刺身、蕎麦、天麩羅、鰻、イタリアン・・・ 「そうだ、久しぶりに穴子でも食べるか」。銀座4丁目の交差点を築地方面に向かい2つ目の角を右折、すぐ右側に昭和レトロな感じの路地があり、その一番奥に目的の“あなご屋”がある。名前は『あなご屋銀座ひらい』、日本橋高島屋の裏にある『あなご屋玉ゐ』の系列店だが、外観は古い大衆食堂の雰囲気で玉ゐとは大違い、ここが銀座だとは思えないようなロケーション。
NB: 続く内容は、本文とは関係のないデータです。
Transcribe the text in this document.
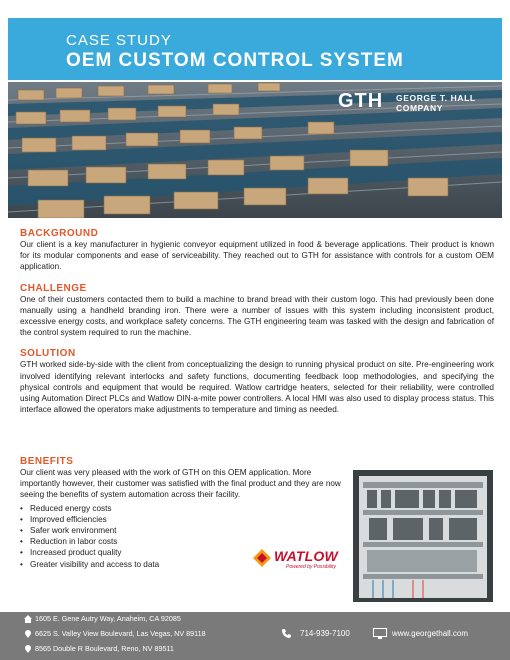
CASE STUDY
OEM CUSTOM CONTROL SYSTEM
GTH GEORGE T. HALL
COMPANY
BACKGROUND

Our client is a key manufacturer in hygienic conveyor equipment utilized in food & beverage applications. Their product is known for its modular components and ease of serviceability. They reached out to GTH for assistance with controls for a custom OEM application.

CHALLENGE

One of their customers contacted them to build a machine to brand bread with their custom logo. This had previously been done manually using a handheld branding iron. There were a number of issues with this system including inconsistent product, excessive energy costs, and workplace safety concerns. The GTH engineering team was tasked with the design and fabrication of the control system required to run the machine.

SOLUTION

GTH worked side-by-side with the client from conceptualizing the design to running physical product on site. Pre-engineering work involved identifying relevant interlocks and safety functions, documenting feedback loop methodologies, and specifying the physical controls and equipment that would be required. Watlow cartridge heaters, selected for their reliability, were controlled using Automation Direct PLCs and Watlow DIN-a-mite power controllers. A local HMI was also used to display process status. This interface allowed the operators make adjustments to temperature and timing as needed.

BENEFITS

Our client was very pleased with the work of GTH on this OEM application. More importantly however, their customer was satisfied with the final product and they are now seeing the benefits of system automation across their facility.

• Reduced energy costs
• Improved efficiencies
• Safer work environment
• Reduction in labor costs
• Increased product quality
• Greater visibility and access to data
WATLOW
Powered by Possibility
1605 E. Gene Autry Way, Anaheim, CA 92085
6625 S. Valley View Boulevard, Las Vegas, NV 89118
8565 Double R Boulevard, Reno, NV 89511
714-939-7100	www.georgethall.com
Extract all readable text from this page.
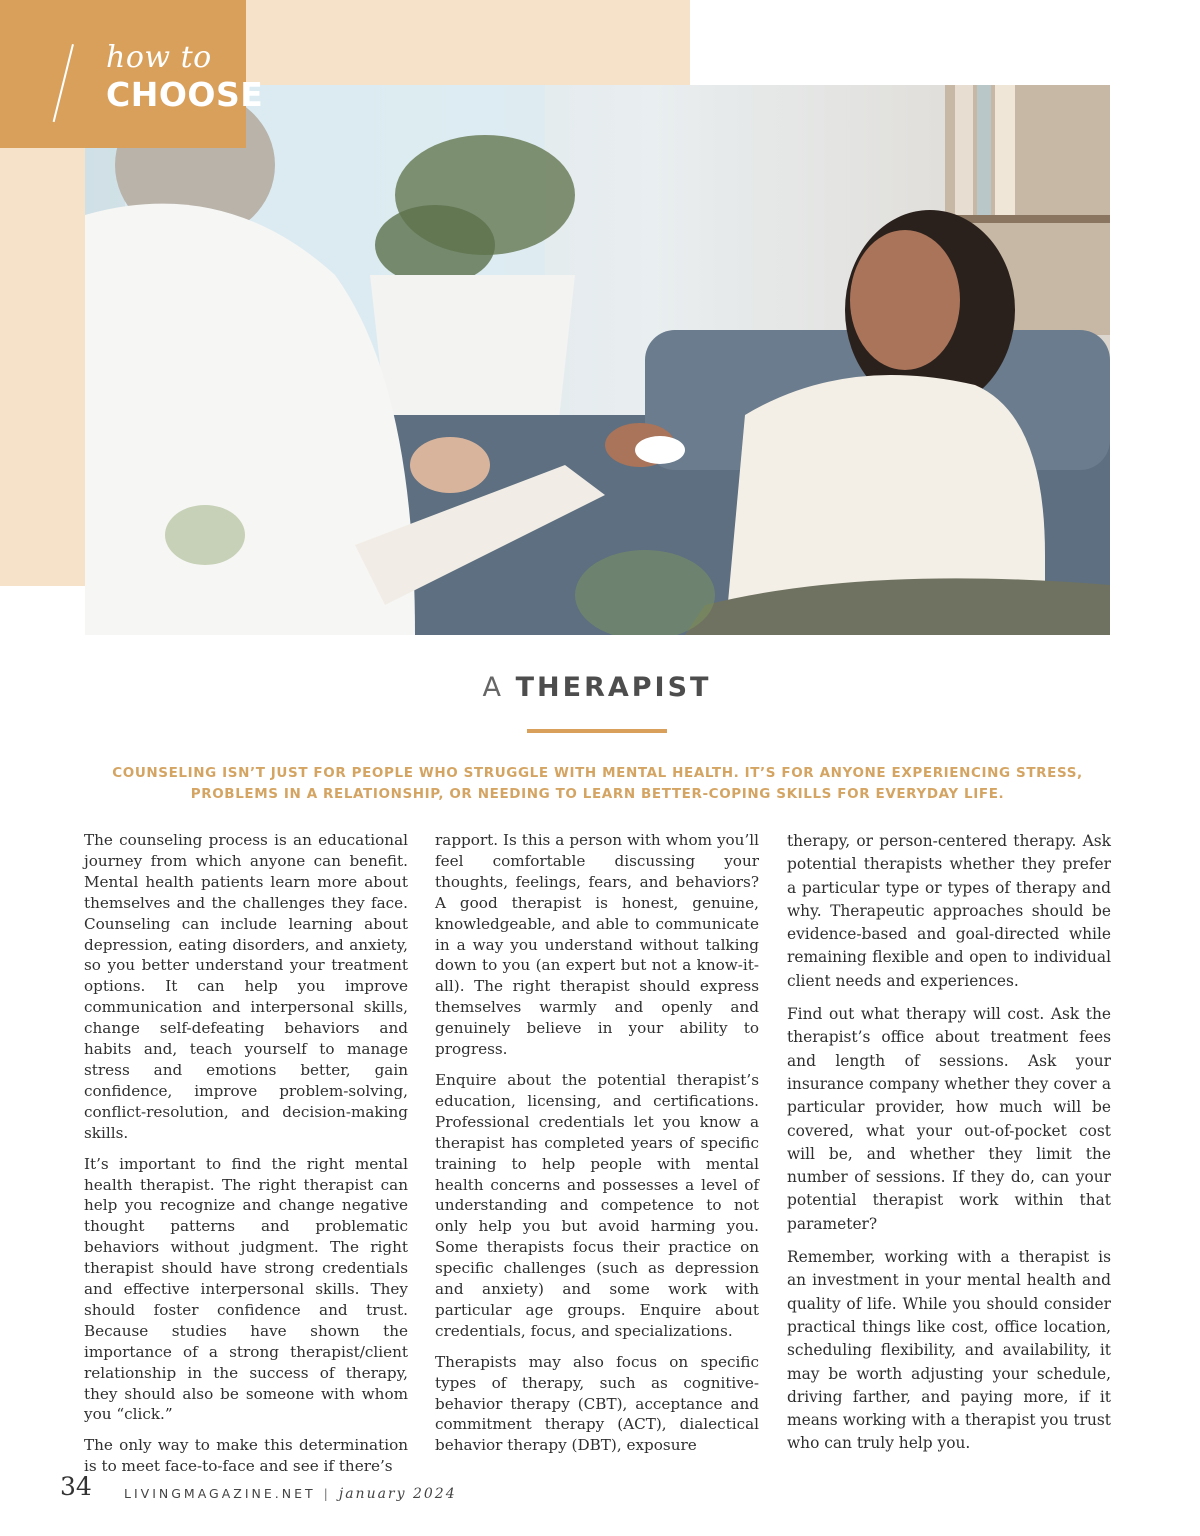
how to
CHOOSE
A THERAPIST
COUNSELING ISN’T JUST FOR PEOPLE WHO STRUGGLE WITH MENTAL HEALTH. IT’S FOR ANYONE EXPERIENCING STRESS, PROBLEMS IN A RELATIONSHIP, OR NEEDING TO LEARN BETTER-COPING SKILLS FOR EVERYDAY LIFE.

The counseling process is an educational journey from which anyone can benefit. Mental health patients learn more about themselves and the challenges they face. Counseling can include learning about depression, eating disorders, and anxiety, so you better understand your treatment options. It can help you improve communication and interpersonal skills, change self-defeating behaviors and habits and, teach yourself to manage stress and emotions better, gain confidence, improve problem-solving, conflict-resolution, and decision-making skills.

It’s important to find the right mental health therapist. The right therapist can help you recognize and change negative thought patterns and problematic behaviors without judgment. The right therapist should have strong credentials and effective interpersonal skills. They should foster confidence and trust. Because studies have shown the importance of a strong therapist/client relationship in the success of therapy, they should also be someone with whom you “click.”

The only way to make this determination is to meet face-to-face and see if there’s

rapport. Is this a person with whom you’ll feel comfortable discussing your thoughts, feelings, fears, and behaviors? A good therapist is honest, genuine, knowledgeable, and able to communicate in a way you understand without talking down to you (an expert but not a know-it-all). The right therapist should express themselves warmly and openly and genuinely believe in your ability to progress.

Enquire about the potential therapist’s education, licensing, and certifications. Professional credentials let you know a therapist has completed years of specific training to help people with mental health concerns and possesses a level of understanding and competence to not only help you but avoid harming you. Some therapists focus their practice on specific challenges (such as depression and anxiety) and some work with particular age groups. Enquire about credentials, focus, and specializations.

Therapists may also focus on specific types of therapy, such as cognitive-behavior therapy (CBT), acceptance and commitment therapy (ACT), dialectical behavior therapy (DBT), exposure

therapy, or person-centered therapy. Ask potential therapists whether they prefer a particular type or types of therapy and why. Therapeutic approaches should be evidence-based and goal-directed while remaining flexible and open to individual client needs and experiences.

Find out what therapy will cost. Ask the therapist’s office about treatment fees and length of sessions. Ask your insurance company whether they cover a particular provider, how much will be covered, what your out-of-pocket cost will be, and whether they limit the number of sessions. If they do, can your potential therapist work within that parameter?

Remember, working with a therapist is an investment in your mental health and quality of life. While you should consider practical things like cost, office location, scheduling flexibility, and availability, it may be worth adjusting your schedule, driving farther, and paying more, if it means working with a therapist you trust who can truly help you.

34	LIVINGMAGAZINE.NET | january 2024
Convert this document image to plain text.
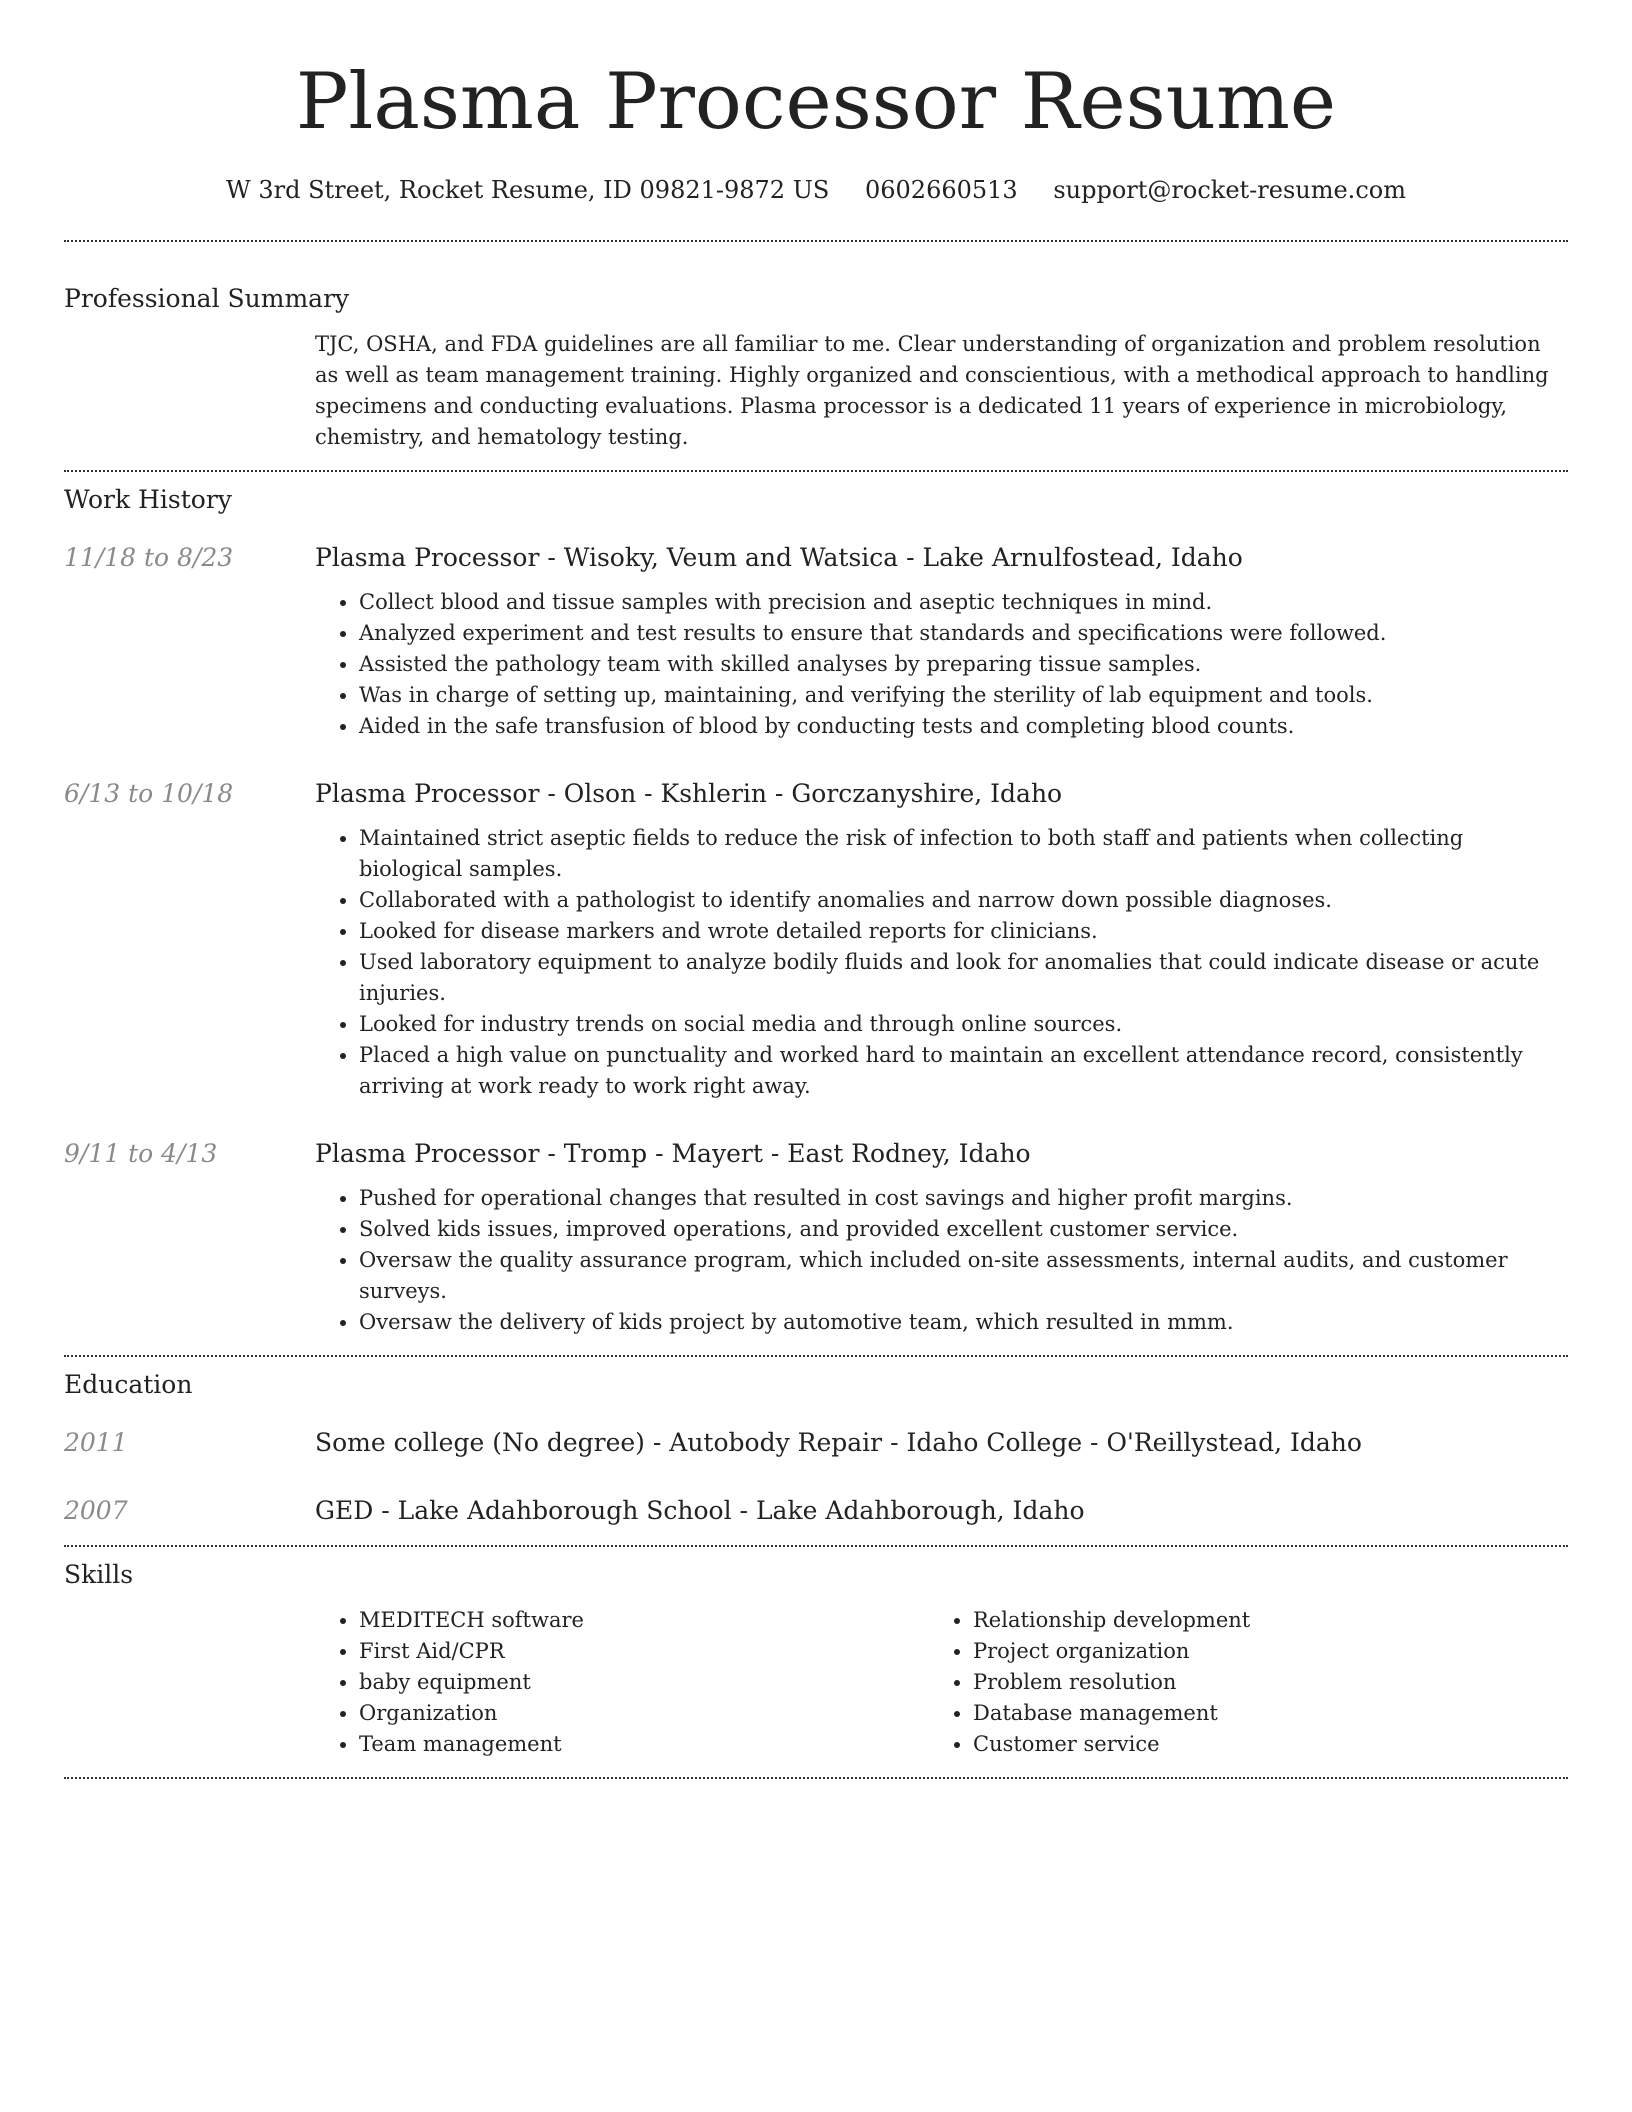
Plasma Processor Resume
W 3rd Street, Rocket Resume, ID 09821-9872 US 0602660513 support@rocket-resume.com
Professional Summary

TJC, OSHA, and FDA guidelines are all familiar to me. Clear understanding of organization and problem resolution as well as team management training. Highly organized and conscientious, with a methodical approach to handling specimens and conducting evaluations. Plasma processor is a dedicated 11 years of experience in microbiology, chemistry, and hematology testing.

Work History
11/18 to 8/23	Plasma Processor - Wisoky, Veum and Watsica - Lake Arnulfostead, Idaho
• Collect blood and tissue samples with precision and aseptic techniques in mind.
• Analyzed experiment and test results to ensure that standards and specifications were followed.
• Assisted the pathology team with skilled analyses by preparing tissue samples.
• Was in charge of setting up, maintaining, and verifying the sterility of lab equipment and tools.
• Aided in the safe transfusion of blood by conducting tests and completing blood counts.
6/13 to 10/18	Plasma Processor - Olson - Kshlerin - Gorczanyshire, Idaho
• Maintained strict aseptic fields to reduce the risk of infection to both staff and patients when collecting biological samples.
• Collaborated with a pathologist to identify anomalies and narrow down possible diagnoses.
• Looked for disease markers and wrote detailed reports for clinicians.
• Used laboratory equipment to analyze bodily fluids and look for anomalies that could indicate disease or acute injuries.
• Looked for industry trends on social media and through online sources.
• Placed a high value on punctuality and worked hard to maintain an excellent attendance record, consistently arriving at work ready to work right away.
9/11 to 4/13	Plasma Processor - Tromp - Mayert - East Rodney, Idaho
• Pushed for operational changes that resulted in cost savings and higher profit margins.
• Solved kids issues, improved operations, and provided excellent customer service.
• Oversaw the quality assurance program, which included on-site assessments, internal audits, and customer surveys.
• Oversaw the delivery of kids project by automotive team, which resulted in mmm.
Education
2011	Some college (No degree) - Autobody Repair - Idaho College - O'Reillystead, Idaho
2007	GED - Lake Adahborough School - Lake Adahborough, Idaho
Skills
• MEDITECH software
• First Aid/CPR
• baby equipment
• Organization
• Team management
• Relationship development
• Project organization
• Problem resolution
• Database management
• Customer service
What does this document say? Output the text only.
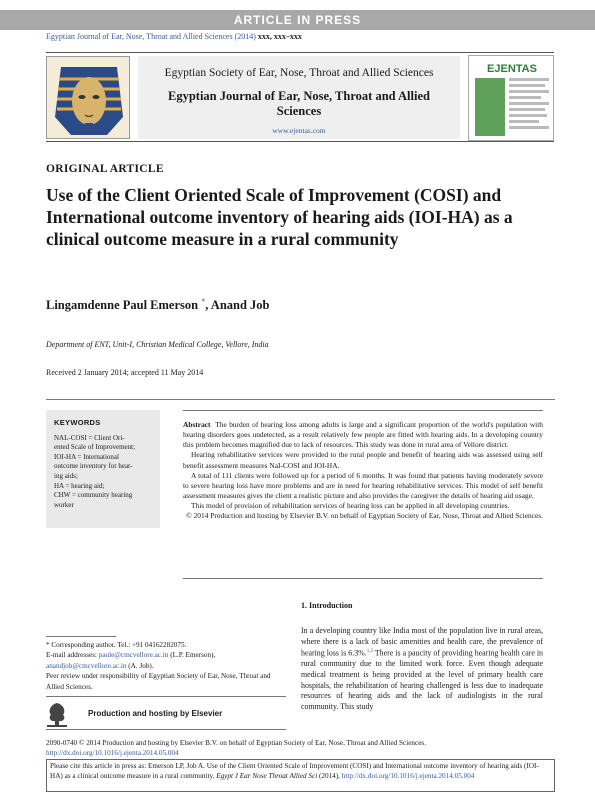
ARTICLE IN PRESS
Egyptian Journal of Ear, Nose, Throat and Allied Sciences (2014) xxx, xxx–xxx
Egyptian Society of Ear, Nose, Throat and Allied Sciences
Egyptian Journal of Ear, Nose, Throat and Allied Sciences
www.ejentas.com
EJENTAS
ORIGINAL ARTICLE
Use of the Client Oriented Scale of Improvement (COSI) and International outcome inventory of hearing aids (IOI-HA) as a clinical outcome measure in a rural community
Lingamdenne Paul Emerson *, Anand Job
Department of ENT, Unit-I, Christian Medical College, Vellore, India
Received 2 January 2014; accepted 11 May 2014
KEYWORDS
NAL-COSI = Client Ori-
ented Scale of Improvement;
IOI-HA = International
outcome inventory for hear-
ing aids;
HA = hearing aid;
CHW = community hearing
worker

Abstract The burden of hearing loss among adults is large and a significant proportion of the world's population with hearing disorders goes undetected, as a result relatively few people are fitted with hearing aids. In a developing country this problem becomes magnified due to lack of resources. This study was done in rural area of Vellore district.

Hearing rehabilitative services were provided to the rural people and benefit of hearing aids was assessed using self benefit assessment measures NaI-COSI and IOI-HA.

A total of 111 clients were followed up for a period of 6 months. It was found that patients having moderately severe to severe hearing loss have more problems and are in need for hearing rehabilitative services. This model of self benefit assessment measures gives the client a realistic picture and also provides the caregiver the details of hearing aid usage.

This model of provision of rehabilitation services of hearing loss can be applied in all developing countries.

© 2014 Production and hosting by Elsevier B.V. on behalf of Egyptian Society of Ear, Nose, Throat and Allied Sciences.

1. Introduction
In a developing country like India most of the population live in rural areas, where there is a lack of basic amenities and health care, the prevalence of hearing loss is 6.3%.$^{1,2}$ There is a paucity of providing hearing health care in rural community due to the limited work force. Even though adequate medical treatment is being provided at the level of primary health care hospitals, the rehabilitation of hearing challenged is less due to inadequate resources of hearing aids and the lack of audiologists in the rural community. This study
* Corresponding author. Tel.: +91 04162282075.
E-mail addresses: paule@cmcvellore.ac.in (L.P. Emerson),
anandjob@cmcvellore.ac.in (A. Job).
Peer review under responsibility of Egyptian Society of Ear, Nose, Throat and Allied Sciences.
Production and hosting by Elsevier
2090-0740 © 2014 Production and hosting by Elsevier B.V. on behalf of Egyptian Society of Ear, Nose, Throat and Allied Sciences.
http://dx.doi.org/10.1016/j.ejenta.2014.05.004
Please cite this article in press as: Emerson LP, Job A. Use of the Client Oriented Scale of Improvement (COSI) and International outcome inventory of hearing aids (IOI-HA) as a clinical outcome measure in a rural community. Egypt J Ear Nose Throat Allied Sci (2014), http://dx.doi.org/10.1016/j.ejenta.2014.05.004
実はこの店、今から5~6年前、昼時にお腹が空いて銀座4丁目界隈で美味しそうな店はないか?と探していて偶然見つけた。店の周囲の状況から『そんなに高い店には見えないから入ってみよう』ということで入り、“あなごのひつまぶし”を注文。3通りのあなごの味(①焼きあなご、②あなご+薬味、③お茶漬け)を堪能し、満足感に浸った記憶が思い出される。
値段は玉ゐに比べ、凡そ7~8割とリーズナブルな価格で美味しくいただける。しかし、3年位前に梅宮辰夫がテレビで紹介し、その後ミシュランガイドに載ってしまったため、今では行列が出来ることも多く、簡単に行って食べられなくなってしまった。
その他にもこの界隈にリーズナブルで美味い店が私のリストにいくつか載っているが、ひらい同様人気が出て入りづらい店になってしまうのではと少し心配している。